誑惑
フィストの想いが、サタンに作られた偽物?
嘘だ、そんなはずはない。
誰よりも私が信じている。彼女の想いが、そんな偽物であろうはずがない。
確かに、彼女との出会いはかなり特殊なものだった。
だけど、そこから二人で愛し合った時間は紛れもない本物だ。
そう思っているのは、私だけなのだろうか。
お願い、否定して。フィスト。
この気持ちを目の前の彼女に伝えようとしたが、サタンの指が私の開いた口の中に突っ込まれた。
くそ、こんなもの。
噛み千切ってやるとばかりに歯を立てるが、サタンは全く意に介さないとでもいうように、指先で私の舌先を挟んで持て余してくる。

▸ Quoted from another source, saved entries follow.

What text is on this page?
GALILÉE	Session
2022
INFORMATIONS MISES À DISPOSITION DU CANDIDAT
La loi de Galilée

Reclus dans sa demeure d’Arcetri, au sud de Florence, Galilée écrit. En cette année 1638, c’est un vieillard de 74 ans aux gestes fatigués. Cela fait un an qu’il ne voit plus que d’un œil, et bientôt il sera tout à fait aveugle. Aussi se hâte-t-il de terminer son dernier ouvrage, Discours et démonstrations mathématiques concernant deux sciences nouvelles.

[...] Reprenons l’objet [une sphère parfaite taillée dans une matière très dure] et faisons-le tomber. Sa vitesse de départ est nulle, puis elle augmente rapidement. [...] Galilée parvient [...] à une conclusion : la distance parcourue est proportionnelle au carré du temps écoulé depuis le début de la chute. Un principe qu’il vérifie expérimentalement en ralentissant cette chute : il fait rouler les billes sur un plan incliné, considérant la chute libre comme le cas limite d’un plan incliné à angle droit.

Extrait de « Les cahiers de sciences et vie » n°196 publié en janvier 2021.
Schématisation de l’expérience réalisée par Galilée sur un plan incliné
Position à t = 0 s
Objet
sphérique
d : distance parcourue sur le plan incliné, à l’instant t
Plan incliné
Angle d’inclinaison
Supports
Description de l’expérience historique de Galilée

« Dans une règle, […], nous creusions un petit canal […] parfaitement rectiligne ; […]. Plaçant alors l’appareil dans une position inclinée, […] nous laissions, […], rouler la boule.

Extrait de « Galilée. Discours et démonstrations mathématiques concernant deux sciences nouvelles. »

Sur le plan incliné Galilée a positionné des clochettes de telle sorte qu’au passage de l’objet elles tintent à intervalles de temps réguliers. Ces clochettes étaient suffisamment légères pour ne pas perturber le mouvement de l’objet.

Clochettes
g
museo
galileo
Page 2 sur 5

「ほっほ、愛する女を弄ばれて悔しいか? それとも自分の恋心が弄ばれて悔しいか?」
うるさい、うるさい。
邪魔をするな、お前に愛の何が分かる。恋心の何が分かる。
こんな性根の狂った事を考える奴が、愛を知ってるはずがない。
他人の手で簡単に作れるようなら、恋が面白いはずがない。
どうなるかなんて誰にも分からないから心が沸き立つんだ、ドキドキするんだ。
一緒に居られる安心も、目が合った時の動揺も、キスした時の感激も。
何百、何千年と生きていようが、世界を超えて生まれ変わろうが、この気持ちに飽きることはない。理解する日は絶対に来ない。
そんな事も理解出来ずに、恋を作った?
ほざくな愚劣。
サタンは私の口を塞いでいる手はそのままに、もう一方の手で私の身体をフィストに見せ付けるように弄り始めた。
触るな、悪寒がする。
確かにお前の顔はいい、絶世の美女と形容するに相応しいかもしれない。
だが余りに心が汚い、醜悪という言葉すら生温い。
無い方がマシというレベルを超えて、存在するのが間違いだ。
フィストが私を見ている。
サタンの指を避けるために身を捩りながら伺ったその表情は、どこか迷うように曇っていた。
嫌だ、どうして。
「愛してくれなくても、愛せればいい。口ではそう言っても、心は貪欲に求めてしまう」
黙れ。
今はフィストが喋ろうとしているんだ。
お前の声なんて聞こえなくていい、耳が腐る。
あぁ、ほら。彼女の口が漸く動いたじゃないか。
何度も重ね合わせた唇で。
「ごめ--ヤ-。-、---好---な---い」
よく聞こえなかった。
なんてことだ、折角フィストが私への愛を伝えてくれたのに。
まさか本当に耳が腐ってしまったのだろうか。
フィストはそんな私へ、もう一度言ってくれた。